Así, del Informe de ACNUR de noviembre de 2018, del "Informe del Alto Comisionado de las Naciones Unidas para los Derechos Humanos, Situación de los derechos humanos en Colombia", en su versión actualizada a fecha 8 de mayo de 2020, y del último informe de derechos humanos realizado por la organización no gubernamental Human Rights Watch en Colombia, de 2023, se desprende que ni el perfil del solicitante ni la realidad colombiana están comprendidos en los supuestos que el citado artículo 10 señala como de daños graves para la protección subsidiaria.

En consecuencia, procede desestimar el recurso y confirmar la resolución recurrida.

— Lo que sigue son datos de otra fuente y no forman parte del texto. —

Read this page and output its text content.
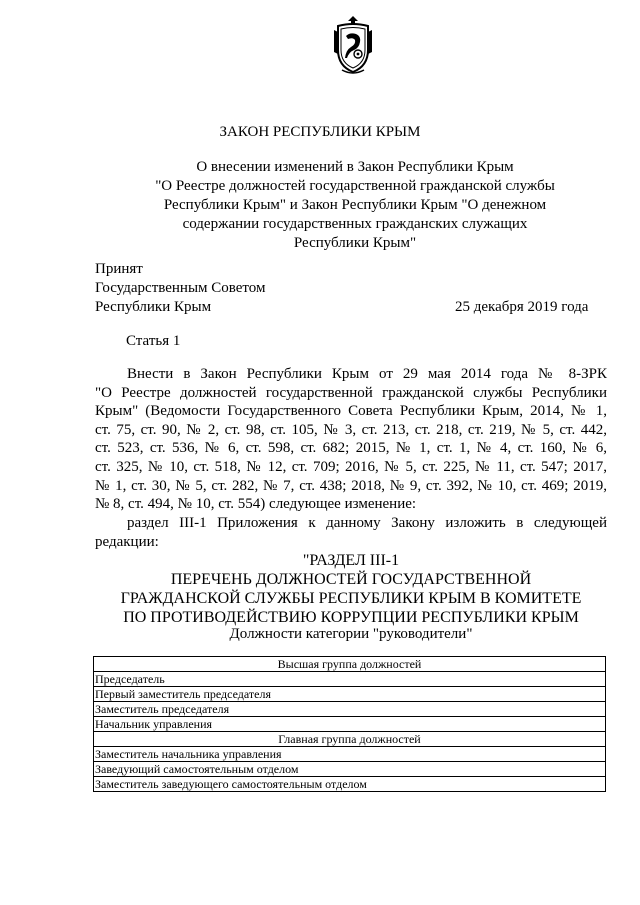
ЗАКОН РЕСПУБЛИКИ КРЫМ
О внесении изменений в Закон Республики Крым
"О Реестре должностей государственной гражданской службы
Республики Крым" и Закон Республики Крым "О денежном
содержании государственных гражданских служащих
Республики Крым"
Принят
Государственным Советом
Республики Крым	25 декабря 2019 года
Статья 1
Внести в Закон Республики Крым от 29 мая 2014 года № 8-ЗРК
"О Реестре должностей государственной гражданской службы Республики
Крым" (Ведомости Государственного Совета Республики Крым, 2014, № 1,
ст. 75, ст. 90, № 2, ст. 98, ст. 105, № 3, ст. 213, ст. 218, ст. 219, № 5, ст. 442,
ст. 523, ст. 536, № 6, ст. 598, ст. 682; 2015, № 1, ст. 1, № 4, ст. 160, № 6,
ст. 325, № 10, ст. 518, № 12, ст. 709; 2016, № 5, ст. 225, № 11, ст. 547; 2017,
№ 1, ст. 30, № 5, ст. 282, № 7, ст. 438; 2018, № 9, ст. 392, № 10, ст. 469; 2019,
№ 8, ст. 494, № 10, ст. 554) следующее изменение:
раздел III-1 Приложения к данному Закону изложить в следующей
редакции:
"РАЗДЕЛ III-1
ПЕРЕЧЕНЬ ДОЛЖНОСТЕЙ ГОСУДАРСТВЕННОЙ
ГРАЖДАНСКОЙ СЛУЖБЫ РЕСПУБЛИКИ КРЫМ В КОМИТЕТЕ
ПО ПРОТИВОДЕЙСТВИЮ КОРРУПЦИИ РЕСПУБЛИКИ КРЫМ
Должности категории "руководители"
Высшая группа должностей
Председатель
Первый заместитель председателя
Заместитель председателя
Начальник управления
Главная группа должностей
Заместитель начальника управления
Заведующий самостоятельным отделом
Заместитель заведующего самостоятельным отделом
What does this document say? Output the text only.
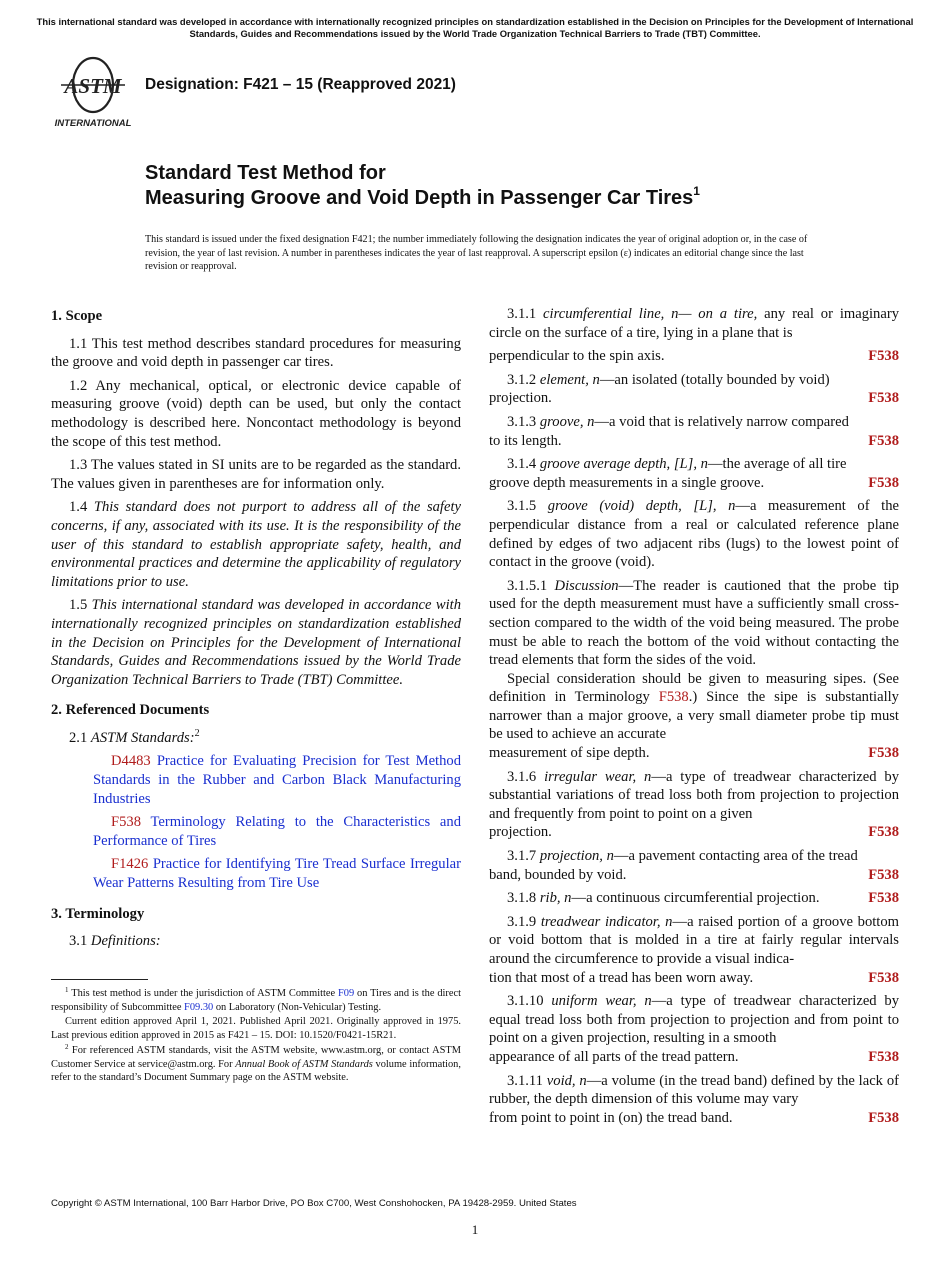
This international standard was developed in accordance with internationally recognized principles on standardization established in the Decision on Principles for the Development of International Standards, Guides and Recommendations issued by the World Trade Organization Technical Barriers to Trade (TBT) Committee.
ASTM
INTERNATIONAL
Designation: F421 – 15 (Reapproved 2021)
Standard Test Method for
Measuring Groove and Void Depth in Passenger Car Tires$^1$
This standard is issued under the fixed designation F421; the number immediately following the designation indicates the year of original adoption or, in the case of revision, the year of last revision. A number in parentheses indicates the year of last reapproval. A superscript epsilon (ε) indicates an editorial change since the last revision or reapproval.
1. Scope

1.1 This test method describes standard procedures for measuring the groove and void depth in passenger car tires.

1.2 Any mechanical, optical, or electronic device capable of measuring groove (void) depth can be used, but only the contact methodology is described here. Noncontact methodology is beyond the scope of this test method.

1.3 The values stated in SI units are to be regarded as the standard. The values given in parentheses are for information only.

1.4 This standard does not purport to address all of the safety concerns, if any, associated with its use. It is the responsibility of the user of this standard to establish appropriate safety, health, and environmental practices and determine the applicability of regulatory limitations prior to use.

1.5 This international standard was developed in accordance with internationally recognized principles on standardization established in the Decision on Principles for the Development of International Standards, Guides and Recommendations issued by the World Trade Organization Technical Barriers to Trade (TBT) Committee.

2. Referenced Documents

2.1 ASTM Standards:$^2$

D4483 Practice for Evaluating Precision for Test Method Standards in the Rubber and Carbon Black Manufacturing Industries

F538 Terminology Relating to the Characteristics and Performance of Tires

F1426 Practice for Identifying Tire Tread Surface Irregular Wear Patterns Resulting from Tire Use

3. Terminology

3.1 Definitions:

$^1$ This test method is under the jurisdiction of ASTM Committee F09 on Tires and is the direct responsibility of Subcommittee F09.30 on Laboratory (Non-Vehicular) Testing.

Current edition approved April 1, 2021. Published April 2021. Originally approved in 1975. Last previous edition approved in 2015 as F421 – 15. DOI: 10.1520/F0421-15R21.

$^2$ For referenced ASTM standards, visit the ASTM website, www.astm.org, or contact ASTM Customer Service at service@astm.org. For Annual Book of ASTM Standards volume information, refer to the standard’s Document Summary page on the ASTM website.

3.1.1 circumferential line, n— on a tire, any real or imaginary circle on the surface of a tire, lying in a plane that is

perpendicular to the spin axis.	F538

3.1.2 element, n—an isolated (totally bounded by void)

projection.	F538

3.1.3 groove, n—a void that is relatively narrow compared

to its length.	F538

3.1.4 groove average depth, [L], n—the average of all tire

groove depth measurements in a single groove.	F538

3.1.5 groove (void) depth, [L], n—a measurement of the perpendicular distance from a real or calculated reference plane defined by edges of two adjacent ribs (lugs) to the lowest point of contact in the groove (void).

3.1.5.1 Discussion—The reader is cautioned that the probe tip used for the depth measurement must have a sufficiently small cross-section compared to the width of the void being measured. The probe must be able to reach the bottom of the void without contacting the tread elements that form the sides of the void.

Special consideration should be given to measuring sipes. (See definition in Terminology F538.) Since the sipe is substantially narrower than a major groove, a very small diameter probe tip must be used to achieve an accurate

measurement of sipe depth.	F538

3.1.6 irregular wear, n—a type of treadwear characterized by substantial variations of tread loss both from projection to projection and frequently from point to point on a given

projection.	F538

3.1.7 projection, n—a pavement contacting area of the tread

band, bounded by void.	F538
3.1.8 rib, n—a continuous circumferential projection.	F538

3.1.9 treadwear indicator, n—a raised portion of a groove bottom or void bottom that is molded in a tire at fairly regular intervals around the circumference to provide a visual indica-

tion that most of a tread has been worn away.	F538

3.1.10 uniform wear, n—a type of treadwear characterized by equal tread loss both from projection to projection and from point to point on a given projection, resulting in a smooth

appearance of all parts of the tread pattern.	F538

3.1.11 void, n—a volume (in the tread band) defined by the lack of rubber, the depth dimension of this volume may vary

from point to point in (on) the tread band.	F538
Copyright © ASTM International, 100 Barr Harbor Drive, PO Box C700, West Conshohocken, PA 19428-2959. United States
1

SÉPTIMO: En virtud de lo dispuesto en el artículo 139 de la Ley Jurisdiccional y atendiendo al criterio del vencimiento, procede condenar a la parte recurrente en las costas de este proceso con el límite de 1.000 euros.

Vistos los preceptos legales citados y demás de general y pertinente aplicación,

Fallo

Desestimar el recurso contencioso administrativo interpuesto por el Procurador D. Javier González Fernández, en nombre y representación de Dª Antonieta , nacional de Colombia, contra la resolución del Ministerio del Interior de fecha 19 de enero de 2021, denegatoria de la solicitud de protección internacional, resolución que declaramos conformes a derecho.

Con expresa imposición de costas a la parte recurrente, en los términos del último fundamento jurídico.

La presente sentencia es susceptible de recurso de casación que deberá prepararse ante esta Sala en el plazo de 30 días contados desde el siguiente al de su notificación; en el escrito de preparación del recurso deberá acreditarse el cumplimiento de los requisitos establecidos en el artículo 89.2. de la Ley de la Jurisdicción justificando el interés casacional objetivo que presenta.

Lo pronunciamos, mandamos y firmamos.